Williams brought the spotlight, but wasn't the first

Karjuan Williams after his 2006 NON 800 victory. Photo Donna Dye
It’s hard to talk about this year’s New Bern squad without at least touching on the backstory – and adding to and clarifying what people already have heard. Coach Sparks and New Bern received national media attention when after Hurricane Katrina in 2005, he helped national class 800/400 runner Karjuan Williams and his family relocate from the New Orleans are to New Bern. Sparks had met Williams at meets the previous year and when he heard of the athlete’s plight in the fall, he and his wife, Cathy, saw something they could do.

“For my wife and I, it was a way to help Katrina victims (we were sick to our stomachs watching the footage), and to salvage a young man's chance at competing his senior year and going to college,” said Sparks. “New Bern benefited, and so did his family. They had lost everything.”

But that wasn’t the beginning of Sparks’ work with coaching athletes. Of course, Nicholas Sparks is best known as the popular best-selling novelist. But serious track fans also know he was a 1:52 800 man as a prep on Sacramento CA and a 1:48 runner at Notre Dame. Nick’s son gets a lot of credit for getting him back involved in the sport. “I'd had wonderful experiences in track and field and I'd noticed that Miles was always among the fastest in whatever sport he played,” he recalled. “I started to coach him in running and had him out at the track doing a workout one afternoon during the summer after his 6th grade year (2004). (Coach) Dave Simpson was there and he saw Miles running. After practice, he came over and mentioned that there were three fairly fast kids at the middle school, and that maybe Miles should run for Track EC that summer (USATF Jr. Olympics), and that we'd put together a 4x800 team. Two of those three were Anthony and Andrew Hendrix, who'd just finished 7th grade. Most importantly, Miles didn't like training by himself, and I started coaching those four.”

The quartet qualified for the national JO meet and the “coaching bug” got a firm hold on Sparks. At the time, he says, New Bern was without much of a tradition, strength, or participation in the track program, despite being a 4A school. Football, he says, is the strongest sport there, and many athletes are encouraged to do specific off-season training that precludes track participation. Other athletes are in basketball and either just make it for the latter part of outdoor or aren’t in the sport at all.

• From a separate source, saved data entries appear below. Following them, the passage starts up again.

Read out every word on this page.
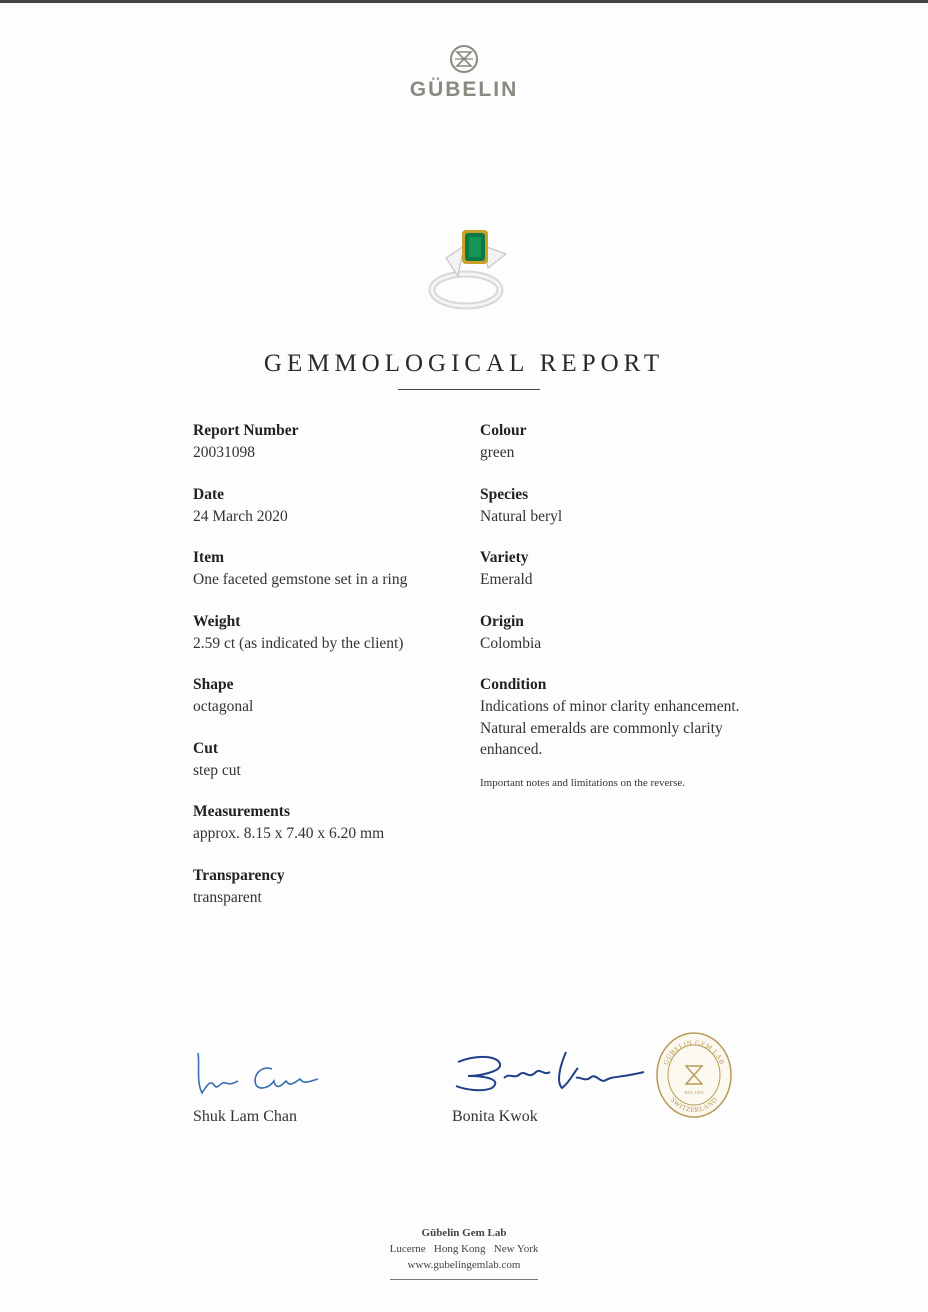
GÜBELIN
GEMMOLOGICAL REPORT
Report Number
20031098
Date
24 March 2020
Item
One faceted gemstone set in a ring
Weight
2.59 ct (as indicated by the client)
Shape
octagonal
Cut
step cut
Measurements
approx. 8.15 x 7.40 x 6.20 mm
Transparency
transparent
Colour
green
Species
Natural beryl
Variety
Emerald
Origin
Colombia
Condition
Indications of minor clarity enhancement.
Natural emeralds are commonly clarity enhanced.
Important notes and limitations on the reverse.
Shuk Lam Chan	Bonita Kwok
GÜBELIN GEM LAB
SWITZERLAND
EST. 1923
Gübelin Gem Lab
Lucerne   Hong Kong   New York
www.gubelingemlab.com
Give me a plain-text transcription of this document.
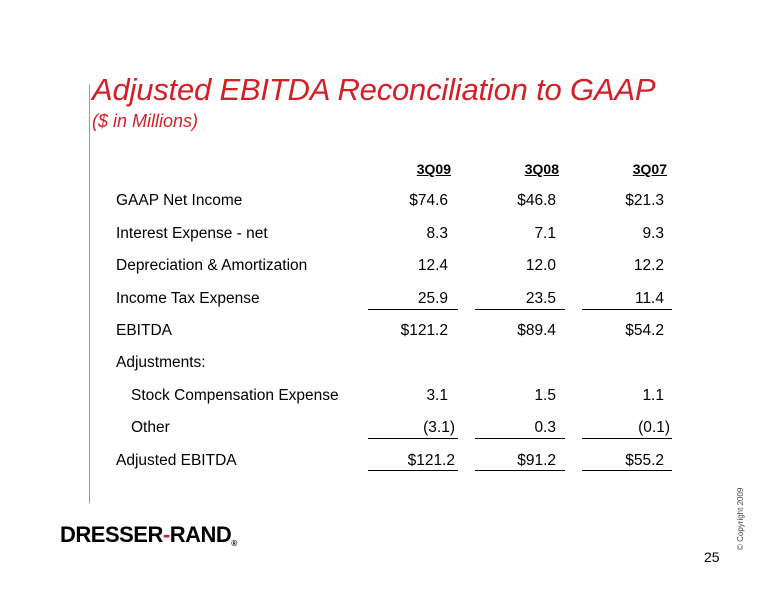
Adjusted EBITDA Reconciliation to GAAP
($ in Millions)
3Q09	3Q08	3Q07
GAAP Net Income	$74.6	$46.8	$21.3
Interest Expense - net	8.3	7.1	9.3
Depreciation & Amortization	12.4	12.0	12.2
Income Tax Expense	25.9	23.5	11.4
EBITDA	$121.2	$89.4	$54.2
Adjustments:
Stock Compensation Expense	3.1	1.5	1.1
Other	(3.1)	0.3	(0.1)
Adjusted EBITDA	$121.2	$91.2	$55.2
DRESSER-RAND®	© Copyright 2009
25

Sparks decided to donate an all-weather track to the school, and continued working with Miles and the Hendrixes. “They ended up training beside the New Bern HS team that Dave was coaching,” he said. “They ran again that summer. Anthony and Andrew had improved to 2:00 and 51, but unfortunately, Miles broke his arm and couldn't compete.

“By then, Andrew and Anthony were about to start high school, so I decided to continue coaching them. Then Katrina hit, Karjuan came to New Bern, and all of a sudden, I was a volunteer coach at the high school (with Dave, in 2006).”

The quartet of Hardesty, Sparks, Hendrix and Hendrix claimed the 2nd of 3 straight NIN SMR titles in 2007. Coach Nick Sparks is at right. Photo Donna Dye
With the senior Williams, the young Hendrixes, now-graduated standouts Kelvin Hardesty and Darryl Reynolds – and with the guiding energy and expertise of Sparks and Simpson – New Bern quickly developed into a state power, tying for the indoor championship and winning the outdoor in 2006. Williams won both NIN and NON in the 800, and Track EC's SMR did as well, running 3:22.47 in Greensboro – just 1.37 off the USR and #4 all-time.

But then Williams was gone and what remained was a young team with years ahead of them to continue to progress. As that process has unfolded, so has the other part of what has become the Sparks family’s mission in the area: Trying to do what they can to improve the lives of the youth they come in contact with.

Going beyond the track

New Bern HS is located in a small, rural southern town, with all the problems that traditionally plague educational centers in those areas,” said Sparks. “The dropout rate is 27-40 percent (depending on who you ask and the year in question). For a big chunk of the students there, there is a lackadaisical view of education and a high rate of poverty. The city of New Bern also has problems associated with urban areas -- random violence, domestic violence, drugs, gangs and prostitution. New Bern High has all those problems, too.

“The majority of athletes on the team come from very challenging backgrounds. Dave and Cathy and I work with these kids to get them into college. For most of them, college is a foreign concept when entering the high school. We follow their grades closely, we set up tutoring programs and study halls, and we open our doors to them after practice. So far, virtually every track athlete in the past three years has gone to college on full or partial athletic scholarships. And all of them still keep in touch … to us, that's what it's all about.”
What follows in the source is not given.